During late Winter we move our clocks one hour ahead and "lose" an hour during the night and each Fall we move our clocks back one hour and "gain" an extra hour. The phrase "Spring forward, Fall back" helps people remember how
Daylight Saving Time affects their clocks. At 2 a.m. on the second
Sunday in March, we set our clocks forward one hour ahead of Standard
Time ("Spring forward," even though Spring doesn't begin until late
March, several weeks after the start of Daylight Saving Time). We "Fall
back" at 2 a.m. on the first Sunday in November by setting our clock
back one hour and thus returning to Standard Time.
The change to Daylight Saving Time ostensibly allows us to use less
energy in lighting our homes by taking advantage of the longer and later
daylight hours. During the eight-month period of Daylight Saving Time,
the names of time in each of the time zones in the U.S. (map)
change as well. Eastern Standard Time (EST) becomes Eastern Daylight
Time, Central Standard Time (CST) becomes Central Daylight Time (CDT),
Mountain Standard Time (MST) becomes Mountain Daylight Time (MDT),
Pacific Standard Time becomes Pacific Daylight Time (PDT), and so forth.

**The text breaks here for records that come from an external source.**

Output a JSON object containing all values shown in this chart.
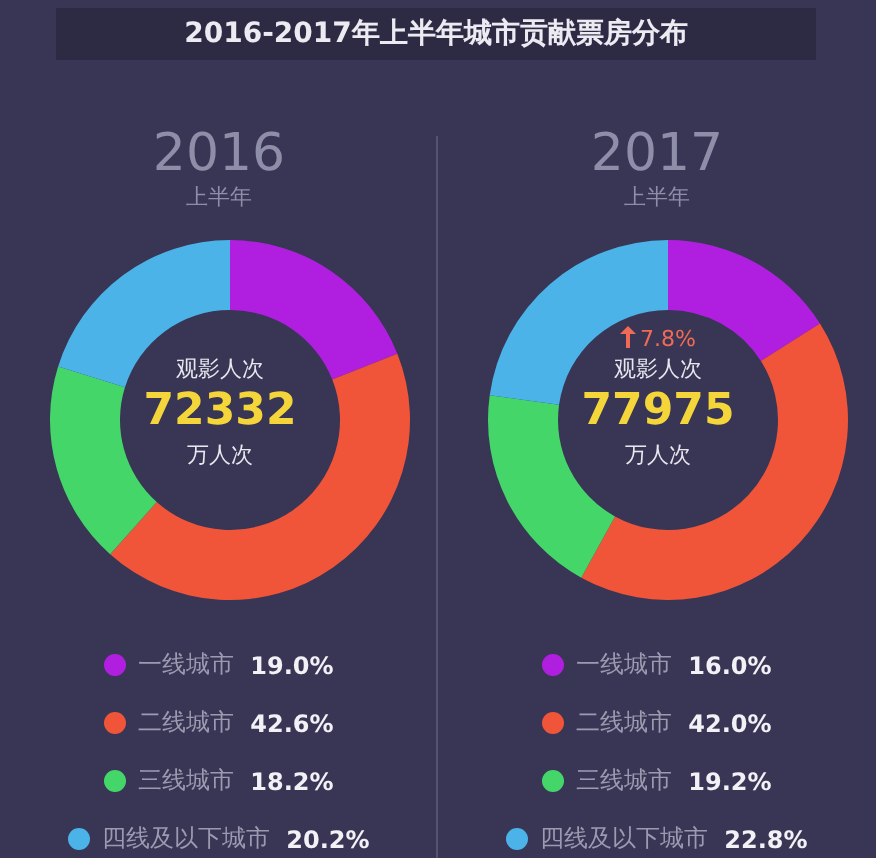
{
  "chart_data": [
    {
      "type": "donut",
      "title": "2016",
      "subtitle": "上半年",
      "categories": [
        "一线城市",
        "二线城市",
        "三线城市",
        "四线及以下城市"
      ],
      "values": [
        19.0,
        42.6,
        18.2,
        20.2
      ],
      "colors": [
        "#b01fe0",
        "#f0553a",
        "#45d66a",
        "#4bb3e8"
      ],
      "value_labels": [
        "19.0%",
        "42.6%",
        "18.2%",
        "20.2%"
      ],
      "legend": "bottom",
      "annotations": [
        "2016-2017年上半年城市贡献票房分布",
        "观影人次",
        "72332",
        "万人次"
      ]
    },
    {
      "type": "donut",
      "title": "2017",
      "subtitle": "上半年",
      "categories": [
        "一线城市",
        "二线城市",
        "三线城市",
        "四线及以下城市"
      ],
      "values": [
        16.0,
        42.0,
        19.2,
        22.8
      ],
      "colors": [
        "#b01fe0",
        "#f0553a",
        "#45d66a",
        "#4bb3e8"
      ],
      "value_labels": [
        "16.0%",
        "42.0%",
        "19.2%",
        "22.8%"
      ],
      "legend": "bottom",
      "annotations": [
        "7.8%",
        "观影人次",
        "77975",
        "万人次"
      ]
    }
  ]
}
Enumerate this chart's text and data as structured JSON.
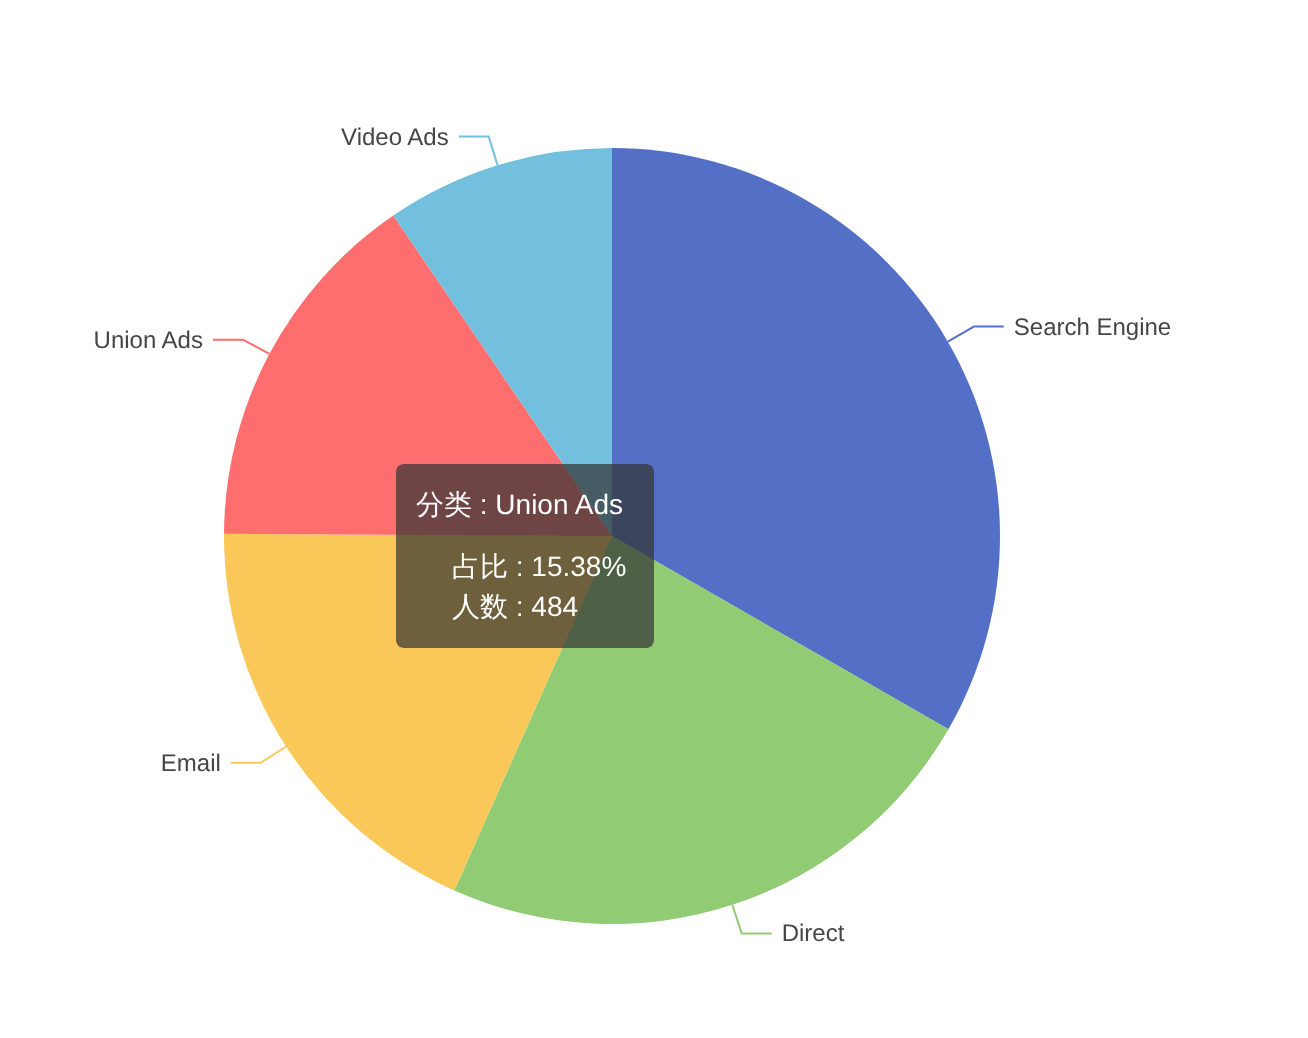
{
  "chart_data": {
    "type": "pie",
    "categories": [
      "Search Engine",
      "Direct",
      "Email",
      "Union Ads",
      "Video Ads"
    ],
    "values": [
      33.3,
      23.36,
      18.43,
      15.38,
      9.53
    ],
    "colors": [
      "#5470c6",
      "#91cc75",
      "#fac858",
      "#ff6e6e",
      "#73c0de"
    ],
    "annotations": [
      "分类 : Union Ads",
      "占比 : 15.38%",
      "人数 : 484"
    ]
  }
}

History of Daylight Saving Time
Daylight Saving Time was instituted in the United States during World War I
in order to save energy for war production by taking advantage of the
later hours of daylight between April and October. During World War II
the federal government again required the states to observe the time
change. Between the wars and after World War II, states and communities chose whether or not to observe Daylight Saving Time. In 1966, Congress passed the Uniform Time Act, which standardized the length of Daylight Saving Time.
Daylight Saving Time is four weeks longer since 2007 due to the
passage of the Energy Policy Act in 2005. The Act extended Daylight
Saving Time by four weeks from the second Sunday of March to the first
Sunday of November, with the hope that it would save 10,000 barrels of
oil each day through reduced use of power by businesses during daylight
hours. Unfortunately, it is exceedingly difficult to determine energy
savings from Daylight Saving Time and based on a variety of factors, it
is possible that little or no energy is saved by Daylight Saving Time.
Arizona(except some Indian Reservations),Hawaii, Puerto Rico, the U.S. Virgin Islands, and America Samoa have chosen not to observe Daylight Saving Time. This choice does make
sense for the areas closer to the equator because the days are more
consistent in length throughout the year.
Daylight Saving Time Around the World
Other parts of the world
observe Daylight Saving Time as well. While European nations have been
taking advantage of the time change for decades, in 1996 the European Union
(EU) standardized a EU-wide European Summer Time. This EU version of Daylight Saving Time runs from the last Sunday in March through the last Sunday in October.
In the southern hemisphere
where Summer comes in December, Daylight Saving Time is observed from
October to March. Equatorial and tropical countries (lower latitudes)
don't observe Daylight Saving Time since the daylight hours are similar
during every season; so there's no advantage to moving clocks forward
during the Summer.
Kyrgyzstan and Iceland are the only countries that observe year-round Daylight Saving Time.